Define SQL Datasets¶
defineSqlGraphElements(
  cmd: proto.PipelineCommand.DefineSqlGraphElements,
  session: SparkSession): Unit
DEFINE_SQL_GRAPH_ELEMENTS Pipeline Command
defineSqlGraphElements is used to handle DEFINE_SQL_GRAPH_ELEMENTS pipeline command.
defineSqlGraphElements looks up the GraphRegistrationContext for the dataflow graph ID (from the given DefineSqlGraphElements command and in the given SessionHolder).
defineSqlGraphElements creates a new SqlGraphRegistrationContext (for the GraphRegistrationContext) to process the SQL definition file.
Define Output¶
defineOutput(
  output: proto.PipelineCommand.DefineOutput,
  sessionHolder: SessionHolder): TableIdentifier
DEFINE_OUTPUT Pipeline Command
defineOutput is used to handle DEFINE_OUTPUT pipeline command.
defineOutput looks up the GraphRegistrationContext for the dataflow graph ID of the given output (or throws a SparkException if not found).
defineOutput branches off based on the output type:
| Dataset Type | Action | 
|---|---|
| MATERIALIZED_VIEWorTABLE | Registers a table | 
| TEMPORARY_VIEW | Registers a view | 
| SINK | Registers a sink | 
IllegalArgumentException
For unknown types, defineOutput reports an IllegalArgumentException:
Unknown output type: [type]
Define Flow¶
defineFlow(
  flow: proto.PipelineCommand.DefineFlow,
  transformRelationFunc: Relation => LogicalPlan,
  sparkSession: SparkSession): Unit
DEFINE_FLOW Pipeline Command
defineFlow is used to handle DEFINE_FLOW pipeline command.
defineFlow looks up the GraphRegistrationContext for the given flow (or throws a SparkException if not found).
Implicit Flows
Implicit Flows are flows with the name of the target datasets (i.e. one defined as part of dataset creation).
Implicit flows can be defined with multi-part identifiers (as the corresponding datasets).

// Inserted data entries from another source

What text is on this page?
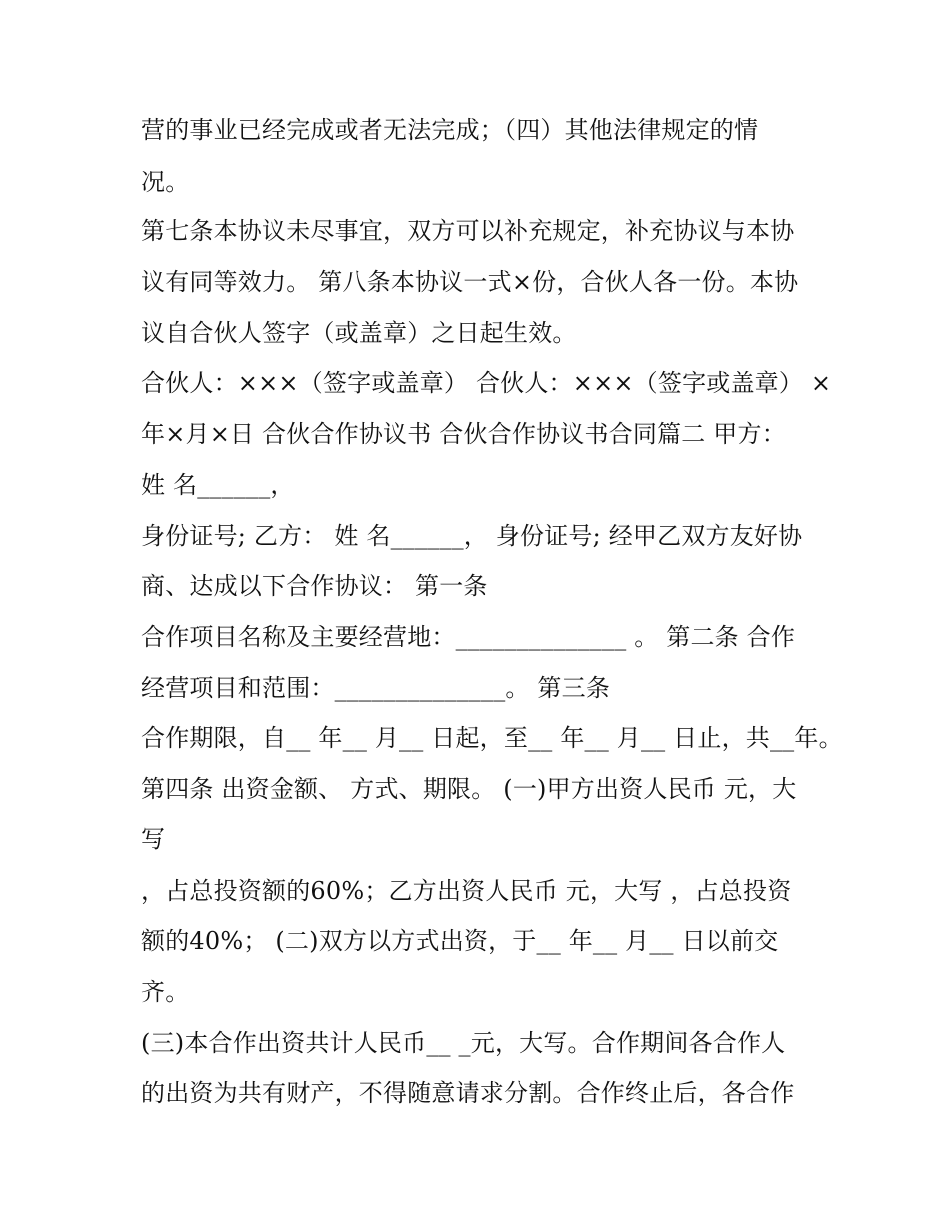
营的事业已经完成或者无法完成；（四）其他法律规定的情
况。
第七条本协议未尽事宜，双方可以补充规定，补充协议与本协
议有同等效力。 第八条本协议一式×份，合伙人各一份。本协
议自合伙人签字（或盖章）之日起生效。
合伙人：×××（签字或盖章） 合伙人：×××（签字或盖章） ×
年×月×日 合伙合作协议书 合伙合作协议书合同篇二 甲方：
姓 名______，
身份证号; 乙方： 姓 名______， 身份证号; 经甲乙双方友好协
商、达成以下合作协议： 第一条
合作项目名称及主要经营地：______________ 。 第二条 合作
经营项目和范围：______________。 第三条
合作期限，自__ 年__ 月__ 日起，至__ 年__ 月__ 日止，共__年。
第四条 出资金额、 方式、期限。 (一)甲方出资人民币 元，大
写
，占总投资额的60%；乙方出资人民币 元，大写 ，占总投资
额的40%； (二)双方以方式出资，于__ 年__ 月__ 日以前交
齐。
(三)本合作出资共计人民币__ _元，大写。合作期间各合作人
的出资为共有财产，不得随意请求分割。合作终止后，各合作
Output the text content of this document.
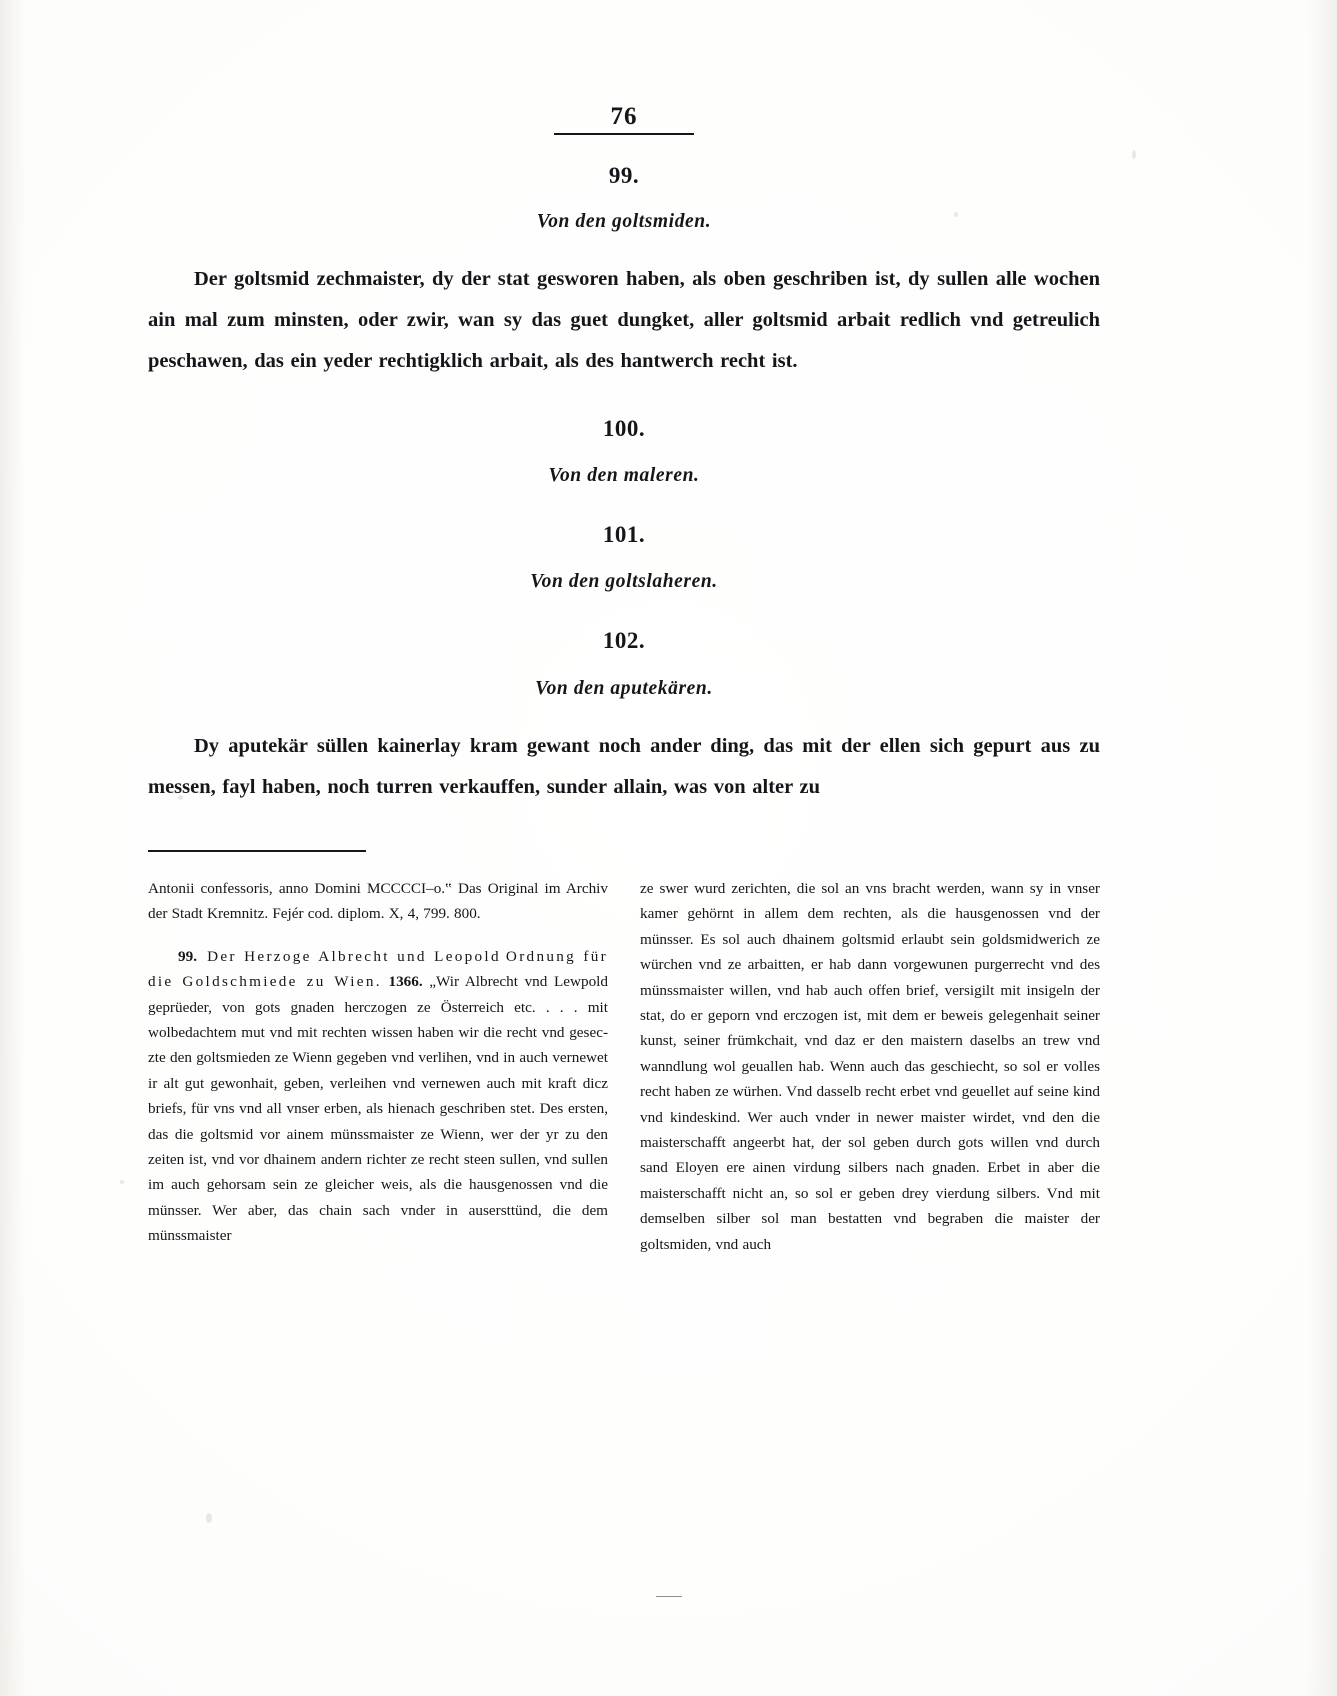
76
99.
Von den goltsmiden.
Der goltsmid zechmaister, dy der stat gesworen haben, als oben geschriben ist, dy sullen alle wochen ain mal zum minsten, oder zwir, wan sy das guet dungket, aller goltsmid arbait redlich vnd getreulich peschawen, das ein yeder rechtigklich arbait, als des hantwerch recht ist.
100.
Von den maleren.
101.
Von den goltslaheren.
102.
Von den aputekären.
Dy aputekär süllen kainerlay kram gewant noch ander ding, das mit der ellen sich gepurt aus zu messen, fayl haben, noch turren verkauffen, sunder allain, was von alter zu

Antonii confessoris, anno Domini MCCCCI–o.‟ Das Original im Archiv der Stadt Kremnitz. Fejér cod. diplom. X, 4, 799. 800.

99. Der Herzoge Albrecht und Leopold Ordnung für die Goldschmiede zu Wien. 1366. „Wir Albrecht vnd Lewpold geprüeder, von gots gnaden herczogen ze Österreich etc. . . . mit wolbedachtem mut vnd mit rechten wissen haben wir die recht vnd geseczte den goltsmieden ze Wienn gegeben vnd verlihen, vnd in auch vernewet ir alt gut gewonhait, geben, verleihen vnd vernewen auch mit kraft dicz briefs, für vns vnd all vnser erben, als hienach geschriben stet. Des ersten, das die goltsmid vor ainem münssmaister ze Wienn, wer der yr zu den zeiten ist, vnd vor dhainem andern richter ze recht steen sullen, vnd sullen im auch gehorsam sein ze gleicher weis, als die hausgenossen vnd die münsser. Wer aber, das chain sach vnder in ausersttünd, die dem münssmaister

ze swer wurd zerichten, die sol an vns bracht werden, wann sy in vnser kamer gehörnt in allem dem rechten, als die hausgenossen vnd der münsser. Es sol auch dhainem goltsmid erlaubt sein goldsmidwerich ze würchen vnd ze arbaitten, er hab dann vorgewunen purgerrecht vnd des münssmaister willen, vnd hab auch offen brief, versigilt mit insigeln der stat, do er geporn vnd erczogen ist, mit dem er beweis gelegenhait seiner kunst, seiner frümkchait, vnd daz er den maistern daselbs an trew vnd wanndlung wol geuallen hab. Wenn auch das geschiecht, so sol er volles recht haben ze würhen. Vnd dasselb recht erbet vnd geuellet auf seine kind vnd kindeskind. Wer auch vnder in newer maister wirdet, vnd den die maisterschafft angeerbt hat, der sol geben durch gots willen vnd durch sand Eloyen ere ainen virdung silbers nach gnaden. Erbet in aber die maisterschafft nicht an, so sol er geben drey vierdung silbers. Vnd mit demselben silber sol man bestatten vnd begraben die maister der goltsmiden, vnd auch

Multi-part identifiers are composed of catalog, schema and table parts (separated by . (dot)).
defineFlow creates a flow identifier (for the flow name).
AnalysisException
defineFlow reports an AnalysisException if the given flow is not an implicit flow, but is defined with a multi-part identifier.
In the end, defineFlow registers a flow (with a proper FlowFunction).